Dark-skinned models do not often grace the covers of fashion magazines in Denmark. In fact, according to a questionnaire by MetroXpress newspaper, they don't appear on front covers at all.
Weeklies and monthlies such as Alt for Damerne, Woman, Q, Bazar, Sirene and Eurowoman have not had any women of colour on their covers in the past year.
According to Karen Klitgaard Povlsen, media expert at Århus University, Danish society is still very much a 'white society' and not many Danes are interested in other concepts of beauty other than their own, which is 'white and slim'.

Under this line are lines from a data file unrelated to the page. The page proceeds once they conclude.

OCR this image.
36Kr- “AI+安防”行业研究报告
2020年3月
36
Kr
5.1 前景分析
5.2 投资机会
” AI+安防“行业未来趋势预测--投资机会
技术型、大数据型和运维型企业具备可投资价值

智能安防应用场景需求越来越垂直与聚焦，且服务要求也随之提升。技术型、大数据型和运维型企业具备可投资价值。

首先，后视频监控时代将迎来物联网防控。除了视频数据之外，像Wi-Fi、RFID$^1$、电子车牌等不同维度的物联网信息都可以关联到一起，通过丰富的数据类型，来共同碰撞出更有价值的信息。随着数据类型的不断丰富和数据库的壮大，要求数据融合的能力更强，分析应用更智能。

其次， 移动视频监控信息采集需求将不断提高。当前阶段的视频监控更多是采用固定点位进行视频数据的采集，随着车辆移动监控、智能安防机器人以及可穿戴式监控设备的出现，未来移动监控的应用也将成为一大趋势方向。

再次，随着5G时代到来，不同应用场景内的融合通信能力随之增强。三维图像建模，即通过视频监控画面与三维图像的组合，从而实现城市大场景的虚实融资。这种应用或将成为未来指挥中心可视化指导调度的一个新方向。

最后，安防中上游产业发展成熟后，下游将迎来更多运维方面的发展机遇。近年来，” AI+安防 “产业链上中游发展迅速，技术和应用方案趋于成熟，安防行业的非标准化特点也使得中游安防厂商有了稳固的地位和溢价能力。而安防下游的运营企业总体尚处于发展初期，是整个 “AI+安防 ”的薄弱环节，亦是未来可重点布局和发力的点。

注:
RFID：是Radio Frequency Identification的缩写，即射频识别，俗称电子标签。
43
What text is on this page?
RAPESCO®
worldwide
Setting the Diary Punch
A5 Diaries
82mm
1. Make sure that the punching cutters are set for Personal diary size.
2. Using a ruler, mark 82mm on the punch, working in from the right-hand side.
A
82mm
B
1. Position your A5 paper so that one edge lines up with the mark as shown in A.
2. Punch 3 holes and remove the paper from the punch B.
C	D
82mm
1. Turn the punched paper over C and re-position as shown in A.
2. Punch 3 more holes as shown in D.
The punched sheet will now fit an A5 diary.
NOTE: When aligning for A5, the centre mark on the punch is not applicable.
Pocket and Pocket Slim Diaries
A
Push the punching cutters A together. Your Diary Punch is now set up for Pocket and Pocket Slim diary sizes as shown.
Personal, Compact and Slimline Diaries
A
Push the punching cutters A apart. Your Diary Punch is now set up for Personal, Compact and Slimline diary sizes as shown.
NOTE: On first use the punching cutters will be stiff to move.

'Danish media do not invite others in, and that's why ethnic minorities find other places to mirror themselves,' she said. 'It's a democratic problem.'
Sirene fashion magazine, targeted at women below 30, had a dark-skinned model on their cover once, but said sales were affected so much that the attempt was never repeated.
Fear of slumping sales and aiming for specific target groups were reasons most editors gave when questioned why only ethnic Danish cover models are used.
Camilla Kjems, editor-in-chief of Q and Bazar magazines, has never assigned a cover girl of colour and said: 'The industry is very narrow-minded and I've never come across models of ethnic minorities. It's thought-provoking.'
She said she would like to put a dark-skinned woman on one of her covers, but feared that magazine sales would fall.
Hanne Højberg, editor-in-chief of Alt for Damerne, concurred and said that it was important the cover models reflected their readers. The target group for her magazine are well-educated Danish women between 20 and 40 years old.
She added that the magazine has had interviews with women from ethnic minorities, but the cover needed to have a broader appeal.